Traditional deception detection relies on a single modality, which is vulnerable to adversarial attacks and struggles to capture multi-dimensional deception features. Existing multimodal LLMs are bulky and have high computational overhead, limiting their application in edge devices and real-time scenarios. Therefore, developing a lightweight unified multimodal deception detection model has become an urgent need.

## Technical Methods and Core Architecture

**Core Design Principles**: Lightweight (model compression, knowledge distillation, etc.), unified multimodal fusion (end-to-end architecture), enhanced interpretability (attention visualization), dynamic adaptability (adaptive learning module).
**Technical Architecture**: Multimodal feature extraction layer (text/speech/visual encoders), cross-modal bidirectional cross-attention fusion, lightweight strategies (knowledge distillation, dynamic inference path, quantization and pruning).

## Experimental Validation and Performance Evaluation

**Datasets**: Public datasets covering multiple domains (e.g., court testimony, interviews) and multiple deception types.
**Results**: F1 score increased by 12-18% compared to single-modal baselines; inference speed improved by 5x, memory usage reduced by over 70%; can locate key evidence (e.g., text words, speech pauses, facial micro-expressions); good cross-domain generalization ability, requiring only a small amount of domain adaptation to transfer to new scenarios.

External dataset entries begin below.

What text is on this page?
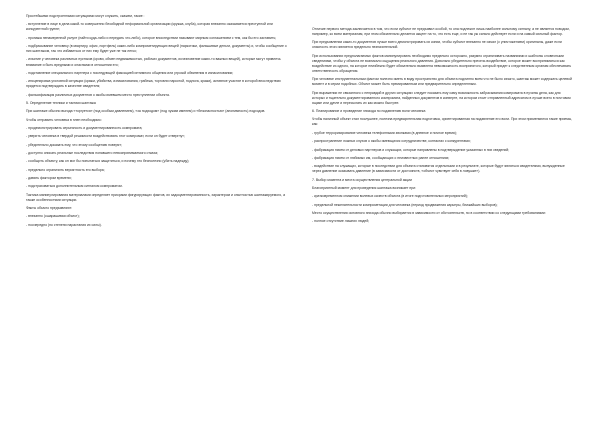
Простейшими подстроенными ситуациями могут служить, скажем, такие :

- вступление в лице в дела какой-то совершенно безобидной неформальной организации (кружка, клуба), которая внезапно оказывается преступной или конкурентной группе;

- пропажа ненамеренной услуге (найти куда-либо и передать что-либо), которое впоследствии называют мирным соглашением с тем, как бы его заставить;

- подбрасывание человеку (в квартиру, офис, портфель) каких-либо компрометирующих вещей (наркотики, фальшивые деньги, документы) и, чтобы сообщение о них шантажом, так что избавиться от них ему будет уже не так легко;

- изъятие у человека различных пустяков (крови, обмен недвижимостью, рабочих документов, исчезновение каких-то важных вещей), которые могут привлечь внимание и быть вредными и опасными в отношении его;

- подставление специального партнера с последующей фиксацией интимного общения или угрозой обвинения в изнасиловании;

- инсценировка уголовной ситуации (кражи, убийства, изнасилования, грабежа, торговли наркотой, подлога, кражи), активное участие в которой впоследствии придется подтверждать в качестве свидетеля;

- фальсификация различных документов о якобы имевшем место преступлении объекта.

5. Определение техники и тактики шантажа

При шантаже обычно выгода «торгуется» (под особым давлением), «за подходом» (под чужим именем) и «безопасностью» (анонимность) подходов.

Чтобы отправить человека в плен необходимо:

- продемонстрировать серьезность и документированность компромата;

- уверить человека в твердой решимости воздействовать этот компромат, если он будет отвергнут;

- убедительно доказать ему, что этому сообщению поверят;

- доступно описать реальные последствия попавшего невоспринимаемого откаха;

- сообщить объекту, как он мог бы попытаться защититься, и почему это бесполезно (убить надежду);

- предельно ограничить вероятность его выбора;

- давать фактором времени;

- подстраховаться дополнительным сигналом компроматом.

Тактика манипулирования материалами определяет приорами фигурирующих фактов, их задокументированность, характером и опытностью шантажируемого, а также особенностями ситуации.

Факты обычно предъявляют:

- внезапно (ошарашивая объект);

- поочередно (по степени нарастания их силы).

Отличие первого метода заключается в том, что если субъект не предъявил особой, то она подлежит лишь наиболее сильному сигналу, а не является поводом, например, ко всем материалам, при этом обязательно делается акцент на то, что есть еще, и не так уж сильно действует если и на самый сильный фактор.

При предъявлении каких-то документов лучше всего демонстрировать их копии, чтобы субъект внезапно не изъял (с уничтожением) оригиналы, даже если опасность этого является предельно незначительной.

При использовании предполагаемых фактов манипулировать необходимо предельно осторожно, разумно ограничивать названиями и шаблоны словесными сведениями, чтобы у объекта не возникало ощущения реального давления. Довольно убедительно пресечь воздействие, которое может восприниматься как воздействие из одного, на которое неизбежно будет обязательно выявлена невозможность воспринятого, который придет к следственным органам обеспечивать ответственность обращения.

При человеке инструментальным фактом полезно иметь в виду пространство для объекта подлинно всем что не было изъято, шантаж может содержать целевой момент и в серии подобных. Объект может быть премированным или предварительно определенным.

При выражении не связанного с неправдой в других ситуациях следует показать ему саму возможность забрасывания компромата в пучины дела, как для которых и тщательно документированного компромата, найденных документов в конверте, на котором стоит отправленный адресатом в лучше всего в почтовом ящике или дупле и пересылать их как можно быстрее.

6. Планирование и проведение эпизода по подавлению воли человека

Чтобы наличный объект стал послушнее, полезна предварительная подготовка, ориентированная на подавление его воли. При этом применяются такие приемы, как:

- грубое терроризирование человека телефонными звонками (в дневное и ночное время);

- распространение ложных слухов о якобы имеющихся сотрудничестве, контактах с конкурентами;

- фабрикация писем от деловых партнеров и служащих, которые направлены в подтверждение указанных в них сведений;

- фабрикация писем от любимых им, сообщающих о неизвестных ранее отношениях;

- воздействие на служащих, которые в последствии для объекта становятся отдельными и в результате, которые будут являться свидетелями, вынужденные через давление оказывать давление (в зависимости от достоинств, «объект чувствует себя в ловушке»).

7. Выбор момента и места осуществления центральной акции

Благоприятный момент для проведения шантажа возникает при:

- кратковременном снижении волевых качеств объекта (в итоге подготовительных мероприятий);

- предельной нежелательности компрометации для человека (период продвижения карьеры, ближайших выборов);

Место осуществления основного эпизода обычно выбирается в зависимости от обстоятельств, но в соответствии со следующими требованиями:

- полное отсутствие лишних людей;
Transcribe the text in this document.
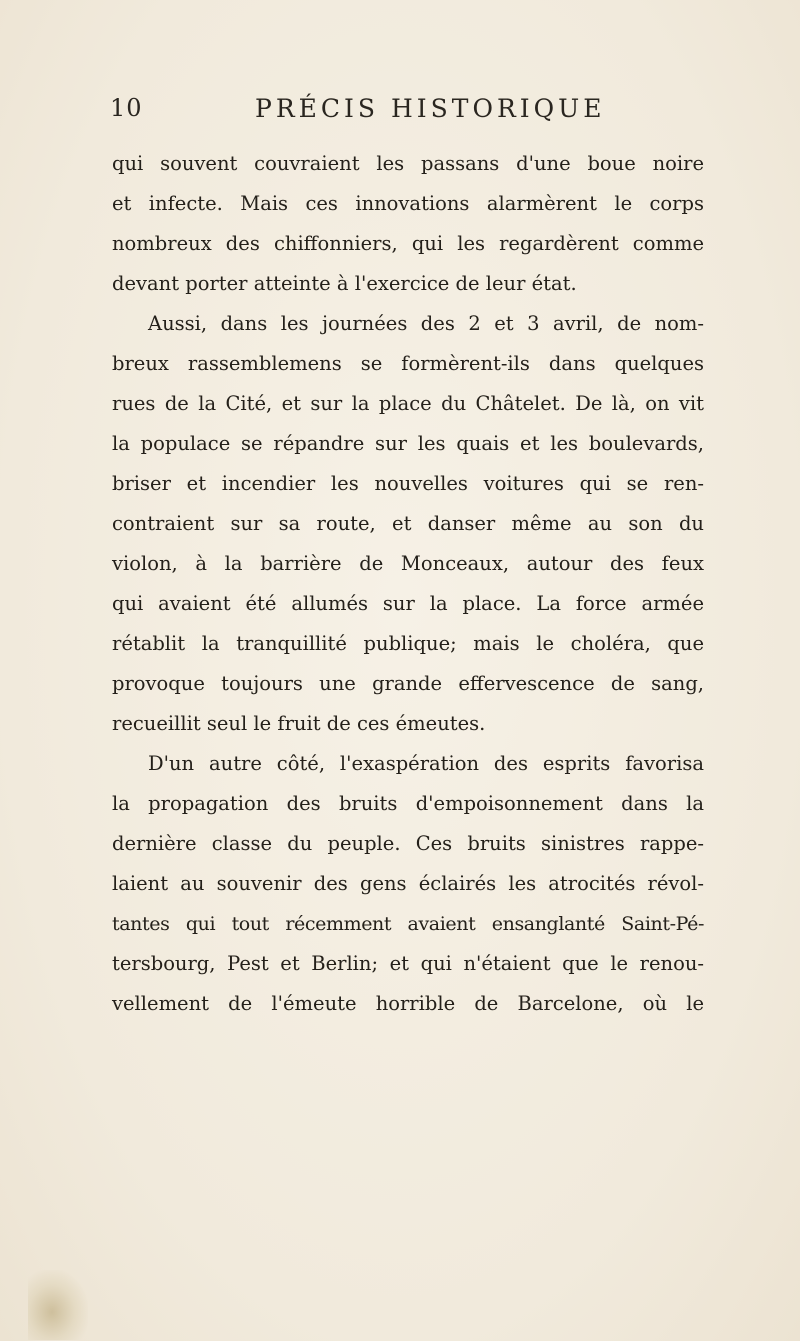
10	PRÉCIS HISTORIQUE
qui souvent couvraient les passans d'une boue noire
et infecte. Mais ces innovations alarmèrent le corps
nombreux des chiffonniers, qui les regardèrent comme
devant porter atteinte à l'exercice de leur état.
Aussi, dans les journées des 2 et 3 avril, de nom-
breux rassemblemens se formèrent-ils dans quelques
rues de la Cité, et sur la place du Châtelet. De là, on vit
la populace se répandre sur les quais et les boulevards,
briser et incendier les nouvelles voitures qui se ren-
contraient sur sa route, et danser même au son du
violon, à la barrière de Monceaux, autour des feux
qui avaient été allumés sur la place. La force armée
rétablit la tranquillité publique; mais le choléra, que
provoque toujours une grande effervescence de sang,
recueillit seul le fruit de ces émeutes.
D'un autre côté, l'exaspération des esprits favorisa
la propagation des bruits d'empoisonnement dans la
dernière classe du peuple. Ces bruits sinistres rappe-
laient au souvenir des gens éclairés les atrocités révol-
tantes qui tout récemment avaient ensanglanté Saint-Pé-
tersbourg, Pest et Berlin; et qui n'étaient que le renou-
vellement de l'émeute horrible de Barcelone, où le
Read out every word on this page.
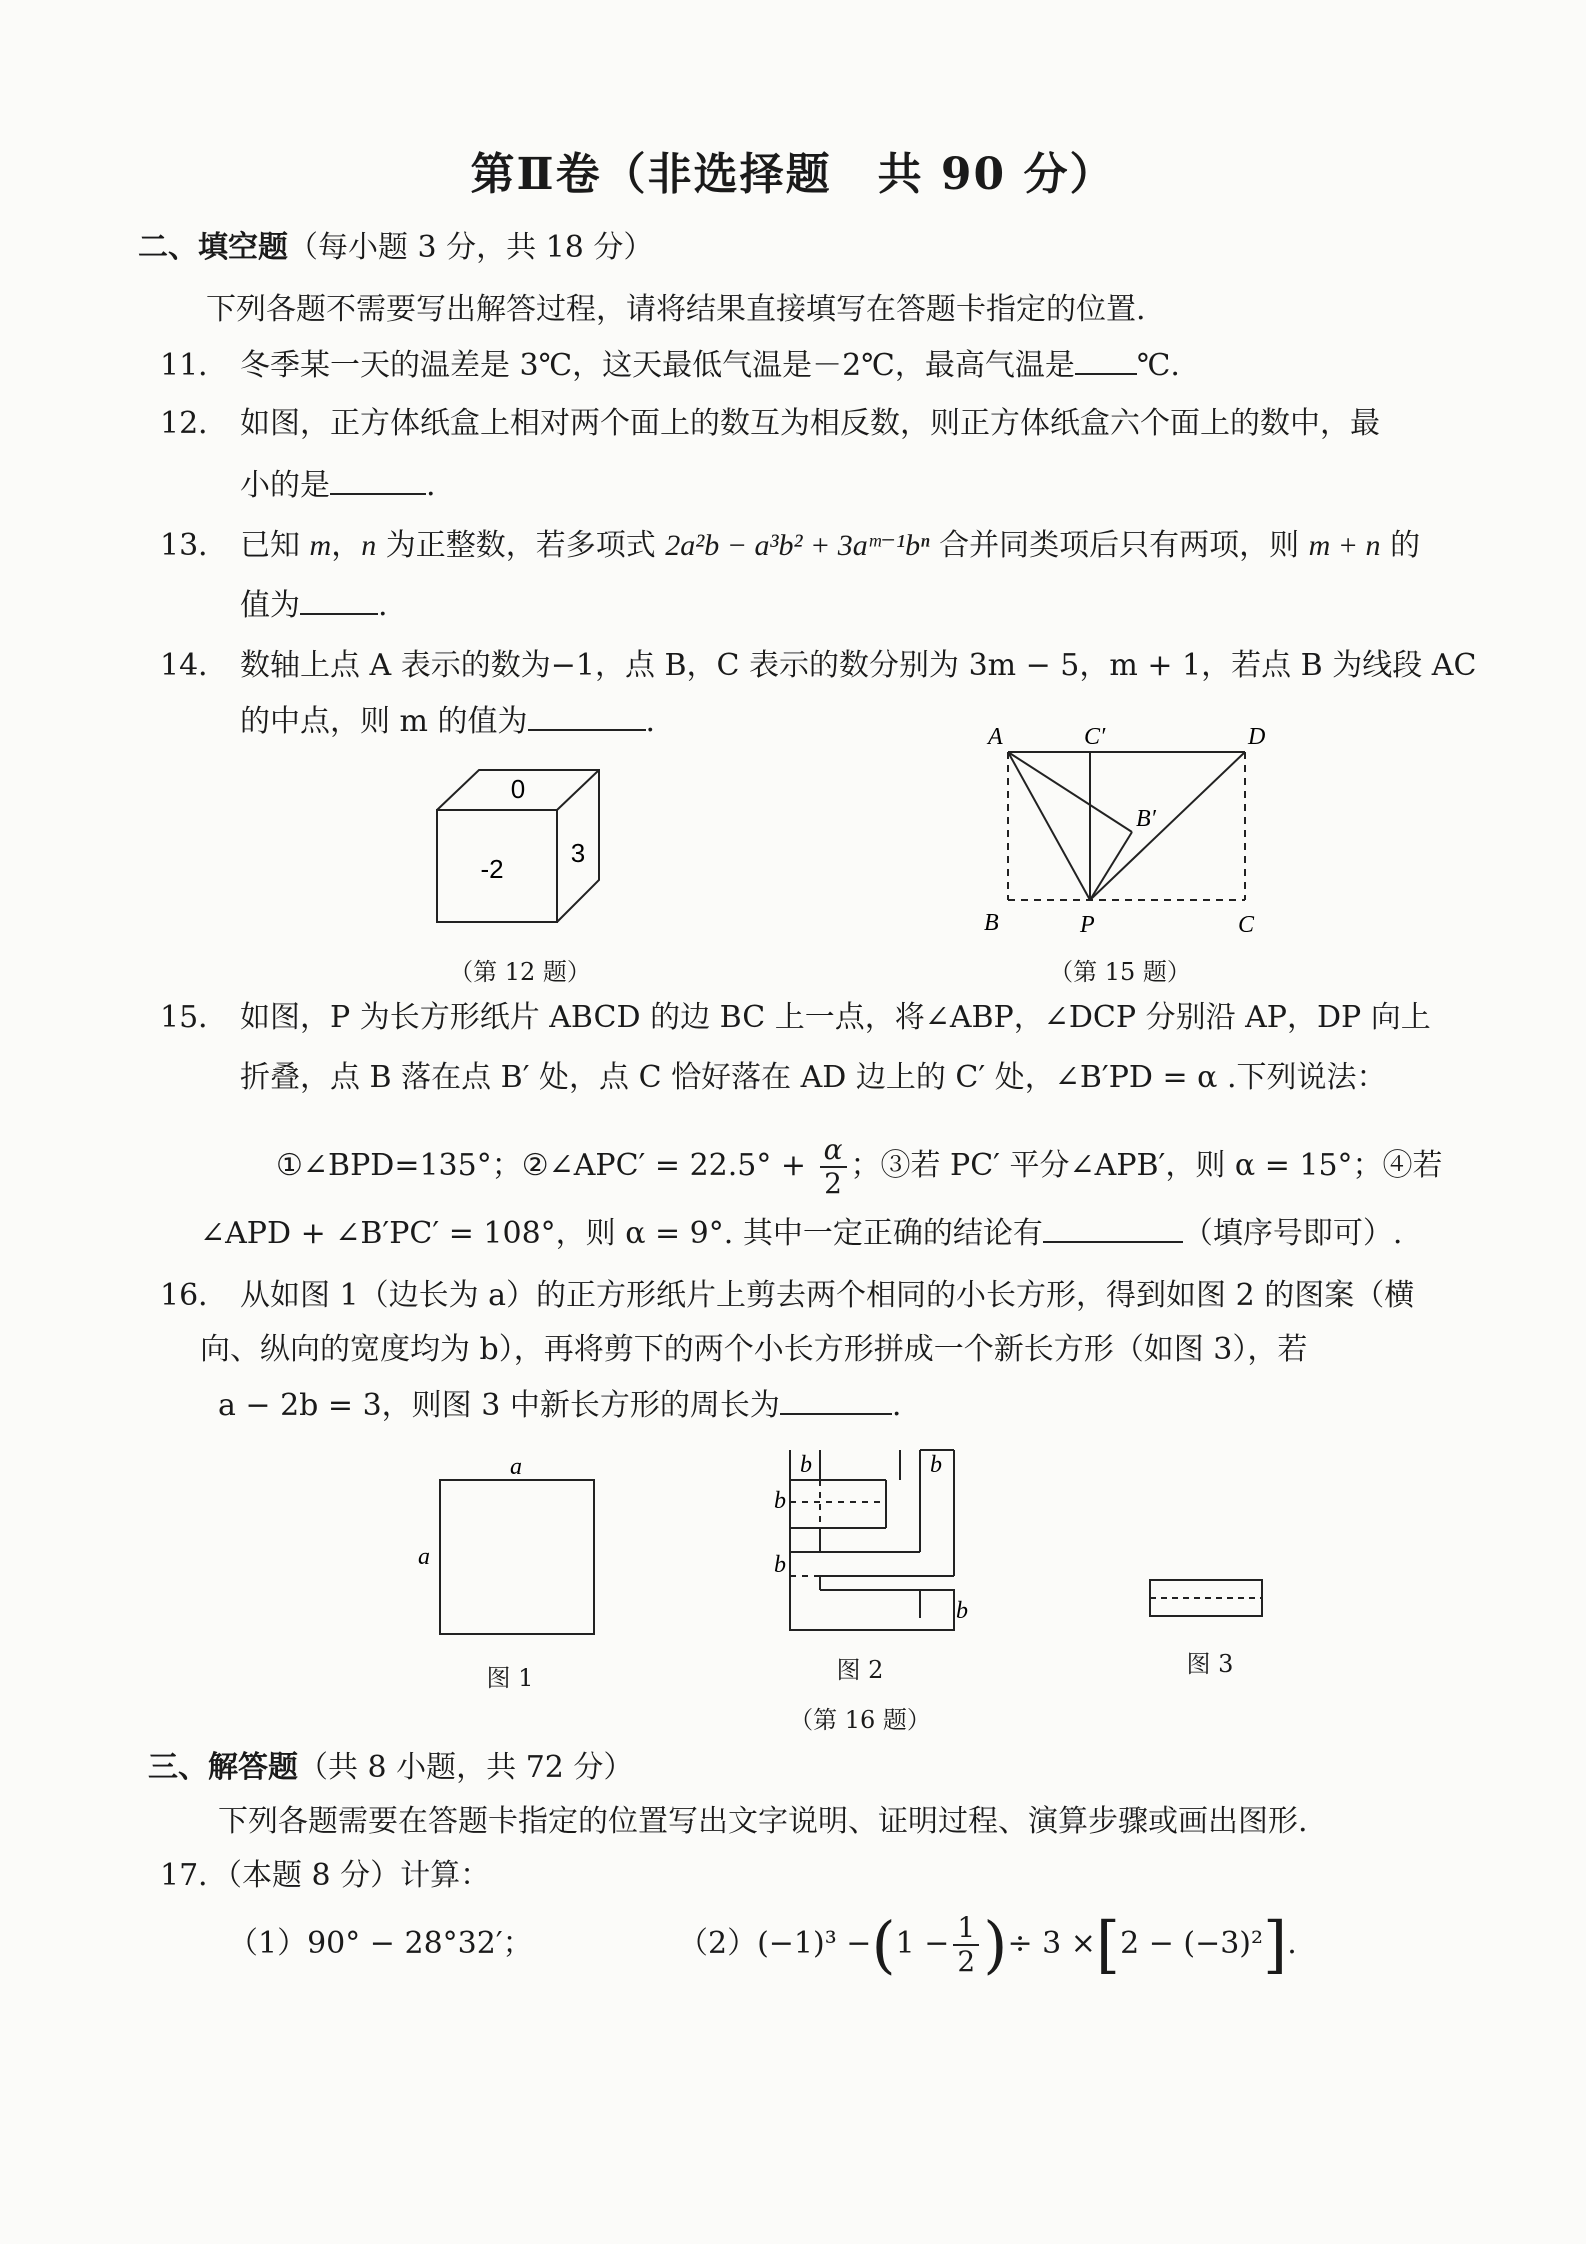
第Ⅱ卷（非选择题　共 90 分）
二、填空题（每小题 3 分，共 18 分）
下列各题不需要写出解答过程，请将结果直接填写在答题卡指定的位置.
11． 冬季某一天的温差是 3℃，这天最低气温是－2℃，最高气温是 ℃.
12． 如图，正方体纸盒上相对两个面上的数互为相反数，则正方体纸盒六个面上的数中，最
小的是	.
13． 已知 m，n 为正整数，若多项式 2a²b − a³b² + 3aᵐ⁻¹bⁿ 合并同类项后只有两项，则 m + n 的
值为	.
14． 数轴上点 A 表示的数为−1，点 B，C 表示的数分别为 3m − 5，m + 1，若点 B 为线段 AC
的中点，则 m 的值为	.
0
-2
3
（第 12 题）
A	C′	D
B′
B	P	C
（第 15 题）
15． 如图，P 为长方形纸片 ABCD 的边 BC 上一点，将∠ABP，∠DCP 分别沿 AP，DP 向上
折叠，点 B 落在点 B′ 处，点 C 恰好落在 AD 边上的 C′ 处，∠B′PD = α .下列说法：
①∠BPD=135°；②∠APC′ = $22.5^\circ + \frac{\alpha}{2}$ ；③若 PC′ 平分∠APB′，则 α = 15°；④若
∠APD + ∠B′PC′ = 108°，则 α = 9°. 其中一定正确的结论有	（填序号即可）.
16． 从如图 1（边长为 a）的正方形纸片上剪去两个相同的小长方形，得到如图 2 的图案（横
向、纵向的宽度均为 b），再将剪下的两个小长方形拼成一个新长方形（如图 3），若
a − 2b = 3，则图 3 中新长方形的周长为	.
a
a
b	b
b
b
b
图 1	图 2	图 3
（第 16 题）
三、解答题（共 8 小题，共 72 分）
下列各题需要在答题卡指定的位置写出文字说明、证明过程、演算步骤或画出图形.
17．（本题 8 分）计算：
（1）90° − 28°32′；	$(2)(-1)^3 -(1 - \frac{1}{2}$ )÷ 3 ×[2 − (−3)²].
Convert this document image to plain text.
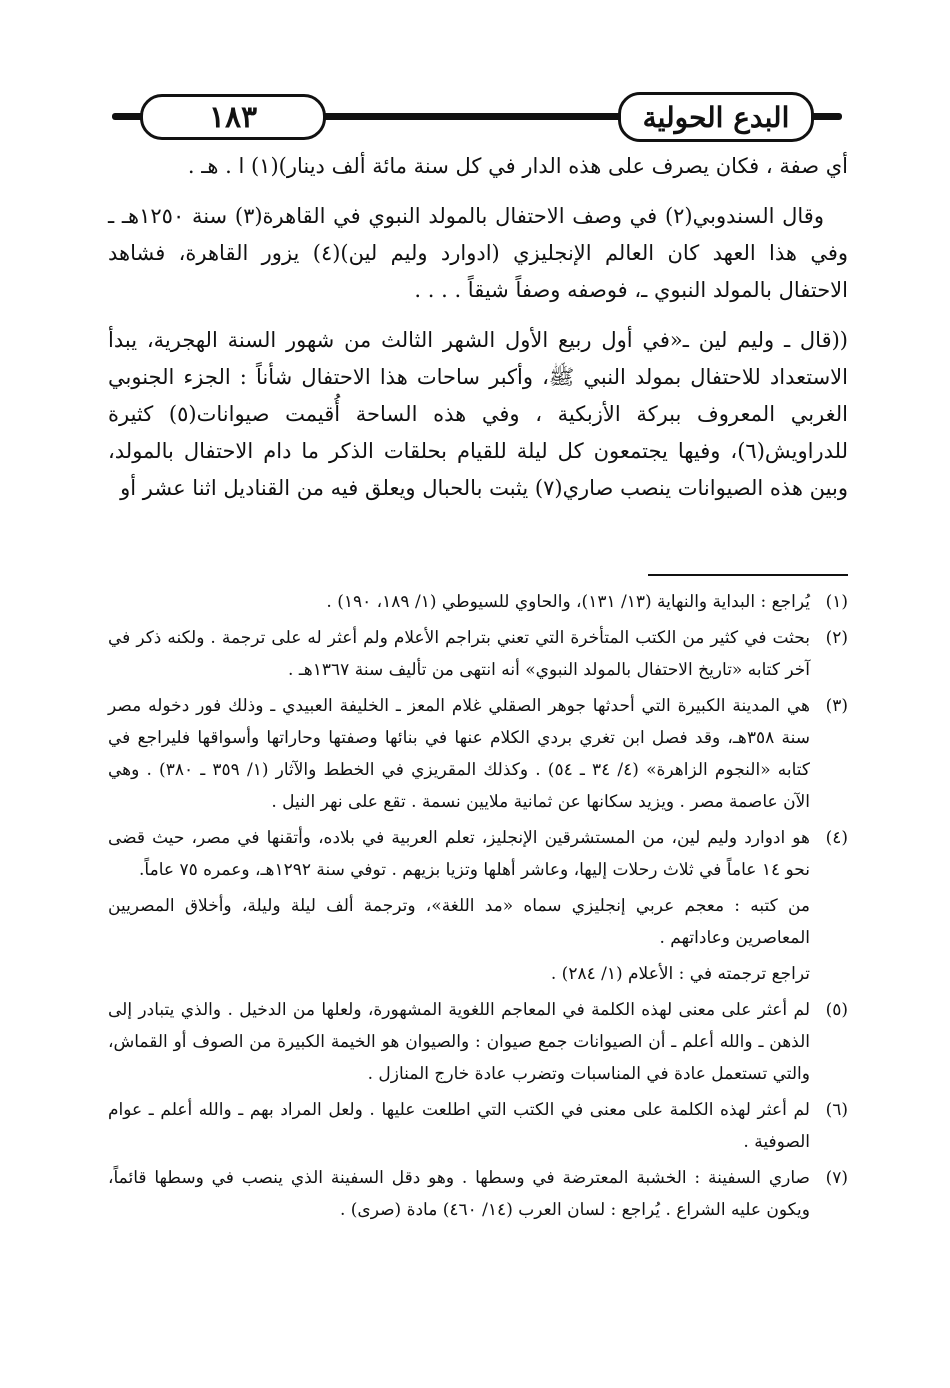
١٨٣	البدع الحولية

أي صفة ، فكان يصرف على هذه الدار في كل سنة مائة ألف دينار)(١) ا . هـ .

وقال السندوبي(٢) في وصف الاحتفال بالمولد النبوي في القاهرة(٣) سنة ١٢٥٠هـ ـ وفي هذا العهد كان العالم الإنجليزي (ادوارد وليم لين)(٤) يزور القاهرة، فشاهد الاحتفال بالمولد النبوي ـ، فوصفه وصفاً شيقاً . . . .

((قال ـ وليم لين ـ«في أول ربيع الأول الشهر الثالث من شهور السنة الهجرية، يبدأ الاستعداد للاحتفال بمولد النبي ﷺ، وأكبر ساحات هذا الاحتفال شأناً : الجزء الجنوبي الغربي المعروف ببركة الأزبكية ، وفي هذه الساحة أُقيمت صيوانات(٥) كثيرة للدراويش(٦)، وفيها يجتمعون كل ليلة للقيام بحلقات الذكر ما دام الاحتفال بالمولد، وبين هذه الصيوانات ينصب صاري(٧) يثبت بالحبال ويعلق فيه من القناديل اثنا عشر أو

(١)يُراجع : البداية والنهاية (١٣/ ١٣١)، والحاوي للسيوطي (١/ ١٨٩، ١٩٠) .
(٢)بحثت في كثير من الكتب المتأخرة التي تعني بتراجم الأعلام ولم أعثر له على ترجمة . ولكنه ذكر في آخر كتابه «تاريخ الاحتفال بالمولد النبوي» أنه انتهى من تأليف سنة ١٣٦٧هـ .
(٣)هي المدينة الكبيرة التي أحدثها جوهر الصقلي غلام المعز ـ الخليفة العبيدي ـ وذلك فور دخوله مصر سنة ٣٥٨هـ، وقد فصل ابن تغري بردي الكلام عنها في بنائها وصفتها وحاراتها وأسواقها فليراجع في كتابه «النجوم الزاهرة» (٤/ ٣٤ ـ ٥٤) . وكذلك المقريزي في الخطط والآثار (١/ ٣٥٩ ـ ٣٨٠) . وهي الآن عاصمة مصر . ويزيد سكانها عن ثمانية ملايين نسمة . تقع على نهر النيل .
(٤)هو ادوارد وليم لين، من المستشرقين الإنجليز، تعلم العربية في بلاده، وأتقنها في مصر، حيث قضى نحو ١٤ عاماً في ثلاث رحلات إليها، وعاشر أهلها وتزيا بزيهم . توفي سنة ١٢٩٢هـ، وعمره ٧٥ عاماً.
من كتبه : معجم عربي إنجليزي سماه «مد اللغة»، وترجمة ألف ليلة وليلة، وأخلاق المصريين المعاصرين وعاداتهم .
تراجع ترجمته في : الأعلام (١/ ٢٨٤) .
(٥)لم أعثر على معنى لهذه الكلمة في المعاجم اللغوية المشهورة، ولعلها من الدخيل . والذي يتبادر إلى الذهن ـ والله أعلم ـ أن الصيوانات جمع صيوان : والصيوان هو الخيمة الكبيرة من الصوف أو القماش، والتي تستعمل عادة في المناسبات وتضرب عادة خارج المنازل .
(٦)لم أعثر لهذه الكلمة على معنى في الكتب التي اطلعت عليها . ولعل المراد بهم ـ والله أعلم ـ عوام الصوفية .
(٧)صاري السفينة : الخشبة المعترضة في وسطها . وهو دقل السفينة الذي ينصب في وسطها قائماً، ويكون عليه الشراع . يُراجع : لسان العرب (١٤/ ٤٦٠) مادة (صرى) .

## Practical Application Scenarios and Significance

**Security and Justice**: Real-time early warning on portable devices, with interpretability meeting regulatory requirements;
**Finance and Business**: Integrated into mobile applications to provide low-cost risk control tools;
**Human-Computer Interaction**: Runs on embedded platforms to enhance the interaction security of virtual assistants.

## Limitations and Future Research Directions

**Limitations**: Fairness under cultural differences needs verification, insufficient defense against adversarial attacks, privacy protection issues to be resolved;
**Future**: Self-supervised pre-training to improve generalization, federated learning to protect privacy, causal reasoning to enhance out-of-distribution stability.

## Summary and Insights

The research successfully balances accuracy, efficiency, and interpretability. Insights: Multimodal fusion needs to focus on effective information interaction; lightweight and interpretability should be first-level design goals; AI systems need to integrate technical performance, deployment costs, and ethical constraints.